January 4-11, 2008

Miner reunion!

I came up to Vermont and stayed with Wanda so I could ride along with Dr. Henderson and the others at Northwest Vets. I watched a LOT of pregnancy checks and palpations. I think I will make it my goal in life to be as good at palpating as Dr. Henderson is. It’s all the more impressive when you think about the fact that a cow’s ovaries are only the size of pecans, and first you have to find them, and then you’re feeling them through layers of gloves and intestine. I also saw a lot of DA surgeries, 7 LDAs and 1 RDA. I helped prep for all of them, by clipping and scrubbing the surgical site. We dehorned quite a few calves, too, and I got to give the injection of lidocaine and Rompun that numbs the horns and sedates the calves. But that was just the boring stuff!

There was a farm that had almost 100 calves come down with a bad respiratory infections, so we did tracheal washes to try to figure out what was causing it. To do a trach wash, you have to insert a needle through the wall of the trachea, then thread a catheter through that needle. Twenty or thirty mLs of sterile saline are injected through the trachea, and then you try to recover as much as you can so it can be cultured. What I learned from that was that I hope I never need one done to me.

One of the most interesting cases was a post-mortem exam. We found huge blood clots, which indicated the cow died from acidosis or rumenitis, but I’m not sure how a stomach problem could cause blood clots. Maybe it’s that ulcers developed and then perforated.

One of the farms we went to had cows with horns—that was scary! I stayed entirely out of the way until the cow we needed to work on was tied up. She turned out to have pneumonia and a uterine infection. That same day, at a different farm, we did a DA on a cow with a terrible uterine infection. Dr. Henderson drained at least a gallon of pus from her uterus.

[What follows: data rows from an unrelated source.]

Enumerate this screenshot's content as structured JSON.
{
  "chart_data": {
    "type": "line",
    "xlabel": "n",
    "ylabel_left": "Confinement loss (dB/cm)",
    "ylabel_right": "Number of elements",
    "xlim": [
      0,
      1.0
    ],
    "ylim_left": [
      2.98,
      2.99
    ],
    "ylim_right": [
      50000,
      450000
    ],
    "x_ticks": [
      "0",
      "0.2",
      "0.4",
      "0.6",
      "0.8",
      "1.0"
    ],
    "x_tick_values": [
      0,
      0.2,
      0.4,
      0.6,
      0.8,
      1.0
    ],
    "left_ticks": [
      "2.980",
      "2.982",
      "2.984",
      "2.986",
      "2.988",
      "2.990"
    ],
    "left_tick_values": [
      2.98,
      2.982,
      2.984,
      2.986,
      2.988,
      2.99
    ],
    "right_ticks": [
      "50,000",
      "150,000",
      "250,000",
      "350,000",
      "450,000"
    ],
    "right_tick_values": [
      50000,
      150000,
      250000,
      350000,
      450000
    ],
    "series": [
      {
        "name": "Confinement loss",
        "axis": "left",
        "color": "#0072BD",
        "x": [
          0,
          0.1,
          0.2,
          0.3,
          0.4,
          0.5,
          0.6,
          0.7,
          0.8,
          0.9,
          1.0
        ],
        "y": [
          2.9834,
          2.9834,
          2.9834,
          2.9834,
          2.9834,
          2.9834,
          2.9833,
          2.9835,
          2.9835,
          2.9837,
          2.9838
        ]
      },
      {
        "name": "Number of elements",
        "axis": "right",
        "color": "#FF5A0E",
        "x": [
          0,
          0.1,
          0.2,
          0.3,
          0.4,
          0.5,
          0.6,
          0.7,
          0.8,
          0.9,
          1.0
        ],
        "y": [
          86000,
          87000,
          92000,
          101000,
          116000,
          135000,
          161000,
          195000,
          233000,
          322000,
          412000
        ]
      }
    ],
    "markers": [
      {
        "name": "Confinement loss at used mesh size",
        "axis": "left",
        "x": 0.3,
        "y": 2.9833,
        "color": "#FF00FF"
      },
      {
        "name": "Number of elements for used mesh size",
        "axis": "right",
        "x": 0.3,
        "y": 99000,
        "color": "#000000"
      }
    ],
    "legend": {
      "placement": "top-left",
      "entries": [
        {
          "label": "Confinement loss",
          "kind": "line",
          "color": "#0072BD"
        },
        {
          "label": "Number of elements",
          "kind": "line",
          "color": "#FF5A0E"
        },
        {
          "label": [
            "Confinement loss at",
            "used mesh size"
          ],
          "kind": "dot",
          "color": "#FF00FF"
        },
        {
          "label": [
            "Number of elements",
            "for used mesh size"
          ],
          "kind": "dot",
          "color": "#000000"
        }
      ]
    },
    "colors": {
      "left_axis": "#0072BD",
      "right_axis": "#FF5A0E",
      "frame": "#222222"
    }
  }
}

The most fun cases were ones I could help with. I placed 2 IVs that week, which I supposed might get boring eventually, but right now, I still think it’s cool. Whoever came up with the idea that you could stick a needle through a creature’s skin and find its blood vessels and let blood out? Placing IVs also reminds me of one of the perks large animal medicine has over small animal and human medicine: huge veins.

My favorite part of the whole week was visiting Miner and seeing Anna and Cricket.


It was terrific to see everyone again! Claire and Lindsey were there, too, and we called Blake and he told us about getting into vet school, which is awesome. The coolest part was the Cricket really seemed like she remembered me. Later in the week, I went to a conference with Anna in Burlington. It was the Poulin Grain Dairy Producers Conference on Feeding and Forages in the New World. Most of it was over my head, but some of the parts that dealt with chemistry I understood.

All in all, it was a great week and I was so glad I got to visit Miner again. I’m hoping to make a trip up this summer, maybe for the fair. Doing my thesis project on mastitis this year has given me lots of tastes of dairy farming, so that has been nice. I have to reiterate what I said in my last post: farming agrees with me. This spring, I have really felt that strongly. What I’m loving about it now, with the changing seasons, is how it is tied inextricably to nature. No matter how technological agriculture gets in the next decades, crops will still have to planted in the spring and harvested in the fall, and I like that.